The Tasmanian Labor government’s budget, which was announced last June, will slash $1.4 billion in state spending or 10 percent in real terms during the next four years. While hundreds of Tasmanian state sector workers marched in October and November last year against the budget, the unions have opposed any unified action to defend state-sector jobs and state services.
Lockout at POAL in New Zealand enters sixth week
Over 300 waterside workers at the Ports of Auckland (POAL) container terminal remain locked out after striking on February 24 for a new work agreement. Maritime Union of New Zealand (MUNZ) members are opposing POAL’s wage rise trade-off that includes a new on-call roster system and further contracting-out of port shuttle work to Comlinxx. POAL has 90 percent ownership in Comlinxx.
POAL had served notice it would extend the lockout for another four weeks from April 6 and begin recruiting contract workers at the port. The company also offered to pay the lost wages of locked out permanent employees who voted earlier in the month to end the strike.
This week the MUNZ claimed a ‘partial victory’ after it won a court injunction stopping POAL contracting out work until mid-May. The injunction was issued so the court could hear a claim by the maritime union that the port’s bid to contract out jobs before completing collective negotiations was unlawful.
Despite strong support from maritime workers in New Zealand and internationally, the MUNZ and the NZ Council of Trade Unions have isolated the dispute and refused to mobilise other workers in industrial action to defeat the company attack.
Radius aged-care employees stop work
Nurses, caregivers and service employees at 10 rest-homes across New Zealand of Radius Residential attended two-hour stop-work meetings on March 30 to determine future industrial action in their pay dispute for a new work agreement.
The meetings followed two-hour stoppages in December at 20 Radius facilities and one in January where members of the Service and Food Workers Union (SFWU) and the Nurses Organisation (NZNO) voted for strike action of up to eight hours. The eight-hour walkouts never occurred.
The NZNO and SFWU allege that Radius has not passed on increased funding from district health boards in 2010 that was intended for wage increases. Workers have rejected Radius’s offer of a 1.72 percent pay increase for 2011, well below New Zealand’s inflation rate of 4 percent.

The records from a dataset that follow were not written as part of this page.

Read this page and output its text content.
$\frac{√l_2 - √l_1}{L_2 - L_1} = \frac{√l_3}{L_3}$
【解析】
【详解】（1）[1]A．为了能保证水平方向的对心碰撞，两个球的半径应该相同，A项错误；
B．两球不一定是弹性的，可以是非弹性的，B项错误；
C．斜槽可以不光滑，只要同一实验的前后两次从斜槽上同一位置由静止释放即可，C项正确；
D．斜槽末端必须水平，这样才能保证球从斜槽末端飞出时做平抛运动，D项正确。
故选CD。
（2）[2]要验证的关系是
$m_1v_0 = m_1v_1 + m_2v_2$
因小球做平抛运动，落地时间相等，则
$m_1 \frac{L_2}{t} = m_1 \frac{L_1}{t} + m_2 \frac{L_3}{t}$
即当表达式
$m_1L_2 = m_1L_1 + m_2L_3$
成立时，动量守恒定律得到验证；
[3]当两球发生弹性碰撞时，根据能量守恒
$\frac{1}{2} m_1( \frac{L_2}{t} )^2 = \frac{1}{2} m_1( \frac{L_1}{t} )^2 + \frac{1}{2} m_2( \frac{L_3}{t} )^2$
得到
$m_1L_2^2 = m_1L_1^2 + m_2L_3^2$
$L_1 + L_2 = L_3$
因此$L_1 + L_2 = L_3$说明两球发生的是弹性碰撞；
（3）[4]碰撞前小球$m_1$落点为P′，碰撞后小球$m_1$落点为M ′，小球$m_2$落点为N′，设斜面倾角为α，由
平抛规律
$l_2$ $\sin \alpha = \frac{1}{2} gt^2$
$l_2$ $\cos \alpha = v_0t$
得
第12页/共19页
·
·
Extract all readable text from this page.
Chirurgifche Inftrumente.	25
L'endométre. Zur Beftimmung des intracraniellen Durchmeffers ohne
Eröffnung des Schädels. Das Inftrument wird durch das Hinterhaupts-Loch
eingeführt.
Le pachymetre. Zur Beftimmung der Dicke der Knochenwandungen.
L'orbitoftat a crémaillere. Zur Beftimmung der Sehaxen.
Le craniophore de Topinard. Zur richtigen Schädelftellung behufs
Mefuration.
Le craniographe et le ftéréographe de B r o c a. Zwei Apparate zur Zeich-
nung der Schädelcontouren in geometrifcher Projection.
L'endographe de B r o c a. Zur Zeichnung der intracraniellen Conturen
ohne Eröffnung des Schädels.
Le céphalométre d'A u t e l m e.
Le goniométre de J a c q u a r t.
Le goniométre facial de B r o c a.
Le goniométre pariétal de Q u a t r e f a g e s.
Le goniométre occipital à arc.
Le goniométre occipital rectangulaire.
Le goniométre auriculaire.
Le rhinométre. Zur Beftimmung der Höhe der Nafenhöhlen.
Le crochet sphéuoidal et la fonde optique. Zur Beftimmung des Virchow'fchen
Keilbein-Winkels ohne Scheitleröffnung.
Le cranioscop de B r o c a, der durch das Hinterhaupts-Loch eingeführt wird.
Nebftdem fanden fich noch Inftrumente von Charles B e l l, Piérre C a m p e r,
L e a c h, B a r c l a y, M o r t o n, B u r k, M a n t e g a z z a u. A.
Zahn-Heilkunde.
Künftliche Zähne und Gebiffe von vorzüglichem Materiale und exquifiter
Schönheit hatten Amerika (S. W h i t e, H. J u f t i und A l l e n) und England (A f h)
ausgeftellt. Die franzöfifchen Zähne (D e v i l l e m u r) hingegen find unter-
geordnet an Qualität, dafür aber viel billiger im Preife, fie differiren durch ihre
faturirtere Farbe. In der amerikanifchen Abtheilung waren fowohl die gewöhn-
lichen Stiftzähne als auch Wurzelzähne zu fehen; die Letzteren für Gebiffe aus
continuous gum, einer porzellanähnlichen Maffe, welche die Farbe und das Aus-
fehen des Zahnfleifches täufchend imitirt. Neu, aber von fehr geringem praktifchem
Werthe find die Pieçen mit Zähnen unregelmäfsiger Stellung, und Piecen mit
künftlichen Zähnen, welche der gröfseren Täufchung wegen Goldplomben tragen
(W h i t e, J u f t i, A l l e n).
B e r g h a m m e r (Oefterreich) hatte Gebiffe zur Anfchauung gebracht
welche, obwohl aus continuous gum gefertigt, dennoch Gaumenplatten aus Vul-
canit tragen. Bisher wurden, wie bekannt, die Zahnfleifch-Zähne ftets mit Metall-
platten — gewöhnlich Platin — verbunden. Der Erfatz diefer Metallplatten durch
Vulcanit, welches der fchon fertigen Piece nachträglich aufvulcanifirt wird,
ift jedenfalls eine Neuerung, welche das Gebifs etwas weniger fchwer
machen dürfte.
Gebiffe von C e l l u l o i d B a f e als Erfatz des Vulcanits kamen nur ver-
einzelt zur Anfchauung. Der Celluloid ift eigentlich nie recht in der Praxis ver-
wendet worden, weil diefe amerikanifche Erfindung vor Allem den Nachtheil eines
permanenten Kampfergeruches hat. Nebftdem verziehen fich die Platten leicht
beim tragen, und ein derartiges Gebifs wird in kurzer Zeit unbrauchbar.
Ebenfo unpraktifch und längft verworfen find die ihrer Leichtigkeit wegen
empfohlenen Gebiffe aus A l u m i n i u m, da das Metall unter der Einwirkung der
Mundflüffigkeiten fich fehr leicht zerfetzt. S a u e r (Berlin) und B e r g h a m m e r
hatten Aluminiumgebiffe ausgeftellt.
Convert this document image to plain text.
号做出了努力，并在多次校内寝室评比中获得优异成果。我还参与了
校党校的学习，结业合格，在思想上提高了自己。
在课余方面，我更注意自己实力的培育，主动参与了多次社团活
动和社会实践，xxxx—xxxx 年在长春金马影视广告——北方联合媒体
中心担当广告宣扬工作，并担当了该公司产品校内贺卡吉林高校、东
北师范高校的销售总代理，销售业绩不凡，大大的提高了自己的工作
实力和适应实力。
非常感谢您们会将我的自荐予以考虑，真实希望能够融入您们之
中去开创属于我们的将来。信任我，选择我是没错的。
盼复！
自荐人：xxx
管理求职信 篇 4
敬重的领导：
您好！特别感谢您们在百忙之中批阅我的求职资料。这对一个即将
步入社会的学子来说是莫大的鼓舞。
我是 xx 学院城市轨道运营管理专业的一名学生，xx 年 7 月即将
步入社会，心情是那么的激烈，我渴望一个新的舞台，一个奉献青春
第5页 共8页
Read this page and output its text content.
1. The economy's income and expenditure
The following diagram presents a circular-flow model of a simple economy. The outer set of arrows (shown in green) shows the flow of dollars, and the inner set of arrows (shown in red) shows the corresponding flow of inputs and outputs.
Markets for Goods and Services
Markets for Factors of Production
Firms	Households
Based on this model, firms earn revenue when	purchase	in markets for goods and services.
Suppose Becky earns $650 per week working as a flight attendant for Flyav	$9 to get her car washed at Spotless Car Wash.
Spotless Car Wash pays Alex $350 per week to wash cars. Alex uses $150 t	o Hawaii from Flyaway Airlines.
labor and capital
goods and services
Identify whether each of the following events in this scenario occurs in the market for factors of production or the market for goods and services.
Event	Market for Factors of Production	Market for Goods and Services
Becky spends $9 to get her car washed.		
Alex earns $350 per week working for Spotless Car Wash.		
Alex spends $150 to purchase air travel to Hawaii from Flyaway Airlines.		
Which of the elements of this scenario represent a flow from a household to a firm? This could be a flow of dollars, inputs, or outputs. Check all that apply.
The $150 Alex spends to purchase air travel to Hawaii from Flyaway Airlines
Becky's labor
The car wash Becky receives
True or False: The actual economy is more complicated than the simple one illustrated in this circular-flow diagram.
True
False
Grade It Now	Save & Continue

The SFWU claims that its Radius members are the lowest paid in the industry at just $13 and $14 an hour. The official minimum wage is $13 an hour. The SFWU and NZNO represent 70 percent of Radius’s 1,300-strong work force.
The SFWU and NZNO are currently in dispute with New Zealand’s largest rest-home provider Oceania over a new work agreement. Oceania workers are demanding a 3.5 percent pay rise, but Oceania has only offered 1 percent and wants to slash overtime rates.